The Journal said, “Sagging crude oil prices have joined anemic natural gas prices to cloud the outlook for U.S. and Canada drilling in the rest of 2012.”
FROM THE RAILROAD COMMISSION OF TEXAS
The Texas average rig count as of June 22, 2012, was 938, representing about 49 percent of all active land rigs in the U.S. In the last 12 months, total Texas reported production was 437 million barrels of oil and 7.2 trillion cubic feet of natural gas.
The commission’s estimated final production for April 2012 is 41,711,182 barrels of crude oil and 491,644,000 Mcf (thousand cubic feet) of gas well gas.
The commission derives final production numbers by multiplying the preliminary April 2012 production totals of 35,939,326 barrels of crude oil and 424,856,550 Mcf of gas well gas by a production adjustment factor of 1.1606 for crude oil and 1.1572 for gas well gas. (These production totals do not include casinghead gas or condensate.)

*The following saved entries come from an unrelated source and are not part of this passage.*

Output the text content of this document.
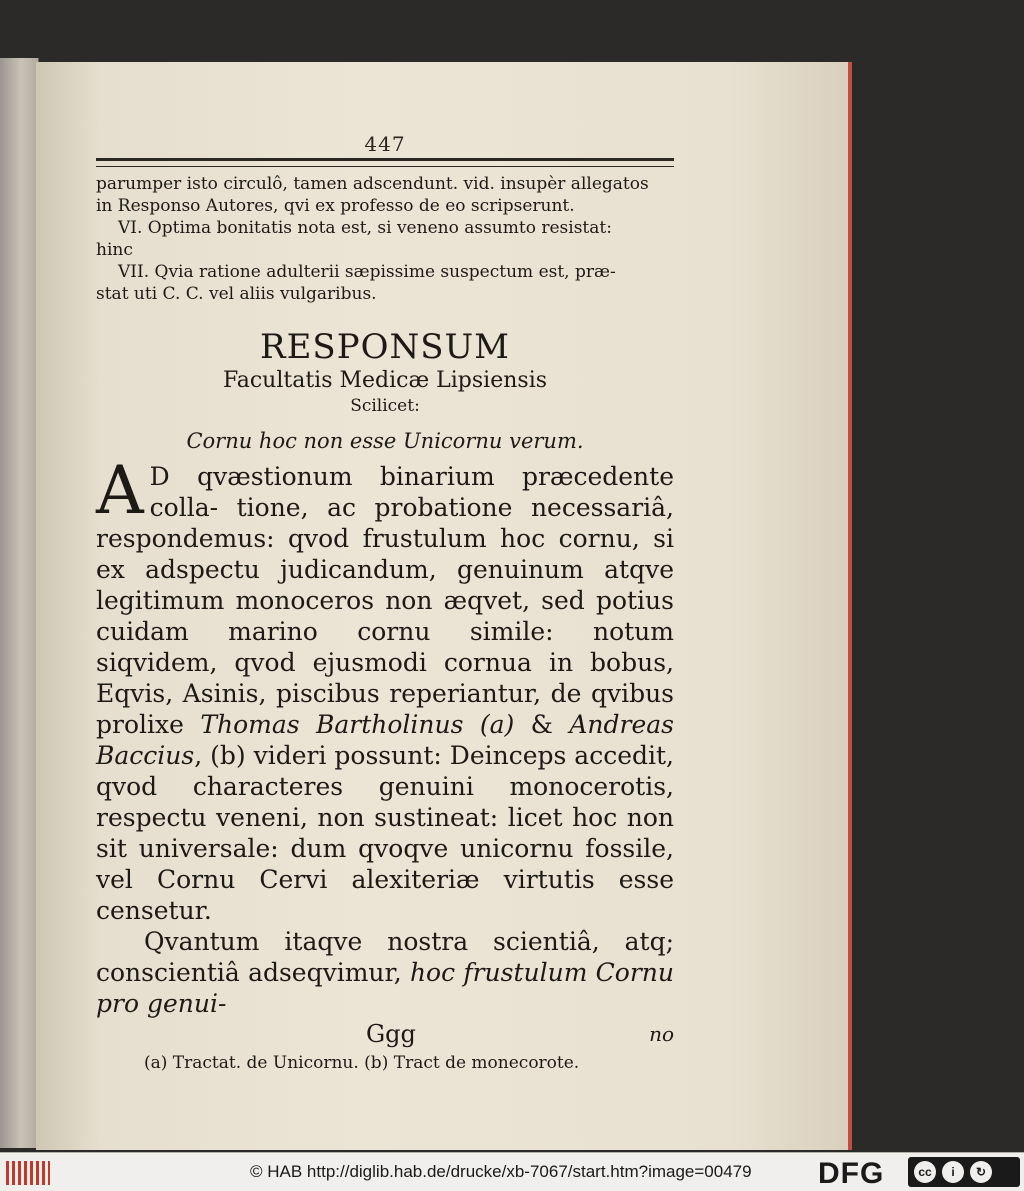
447

parumper isto circulô, tamen adscendunt. vid. insupèr allegatos

in Responso Autores, qvi ex professo de eo scripserunt.

VI. Optima bonitatis nota est, si veneno assumto resistat:

hinc

VII. Qvia ratione adulterii sæpissime suspectum est, præ-

stat uti C. C. vel aliis vulgaribus.

RESPONSUM
Facultatis Medicæ Lipsiensis
Scilicet:
Cornu hoc non esse Unicornu verum.

A D qvæstionum binarium præcedente colla- tione, ac probatione necessariâ, respondemus: qvod frustulum hoc cornu, si ex adspectu judicandum, genuinum atqve legitimum monoceros non æqvet, sed potius cuidam marino cornu simile: notum siqvidem, qvod ejusmodi cornua in bobus, Eqvis, Asinis, piscibus reperiantur, de qvibus prolixe Thomas Bartholinus (a) & Andreas Baccius, (b) videri possunt: Deinceps accedit, qvod characteres genuini monocerotis, respectu veneni, non sustineat: licet hoc non sit universale: dum qvoqve unicornu fossile, vel Cornu Cervi alexiteriæ virtutis esse censetur.

Qvantum itaqve nostra scientiâ, atq; conscientiâ adseqvimur, hoc frustulum Cornu pro genui-

Ggg	no
(a) Tractat. de Unicornu. (b) Tract de monecorote.
© HAB http://diglib.hab.de/drucke/xb-7067/start.htm?image=00479 DFG	cc	i	↻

Texas natural gas storage reported to the RRC for May 2012 was 397,325,849 Mcf compared to 395,952,262 Mcf in May 2011. The June 2012 gas storage estimate is 402,021,384 Mcf.
The RRC Oil and Gas Division set initial July 2012 natural gas production allowables for prorated fields in the state to meet market demand of 10,530,548 Mcf (thousand cubic feet). In setting the initial July 2012 allowables, the commission used historical production figures from previous months and producers’ demand forecasts for the coming month, then adjusted the figures based on well capability. These initial allowables will be adjusted after actual production for July 2012 is reported.
FROM THE U.S. ENERGY INFORMATION ADMINISTRATION
The EIA projects the West Texas Intermediate (WTI) crude oil spot price to average about $88 per barrel over the second half of 2012 and the U.S. refiner acquisition cost (RAC) of crude oil to average $93 per barrel, both about $7 per barrel lower than last month’s forecast. EIA expects WTI and RAC crude oil prices to remain roughly at these second half levels in 2013. Brent crude oil spot prices are expected to average $106 per barrel for 2012 and $98 per barrel in 2013. These price forecasts assume that world oil-consumption-weighted real gross domestic product (GDP) grows by 2.9 percent in both 2012 and 2013.
With crude oil prices falling, EIA has lowered the average regular gasoline retail price forecast for the third quarter of 2012 to $3.39 per gallon. EIA expects regular gasoline retail prices, which averaged $3.53 per gallon in 2011, to average $3.49 per gallon in 2012 and $3.28 per gallon in 2013.
EIA expects U.S. total crude oil production to average 6.3 million barrels per day in 2012, an increase of 0.6 million bbl/d from last year, and the highest level of production since 1997. Projected U.S. domestic crude oil production increases to 6.7 million bbl/d in 2013.
Natural gas working inventories ended June 2012 at an estimated 3.1 trillion cubic feet (Tcf), about 23 percent above the same time last year. EIA expects the Henry Hub natural gas spot price, which averaged $4.00 per million British thermal units (MMBtu) in 2011, to average $2.58 per MMBtu in 2012 and $3.22 per MMBtu in 2013.
In April 2012, the United States exported 12.5 million short tons of coal, which is a monthly record based on EIA data dating back to 1973. Although EIA projects coal exports to total 112 million tons in 2012, 4.6 percent higher than 2011, EIA expects that coal exports will fall by 15.5 million short tons (14 percent) in 2013.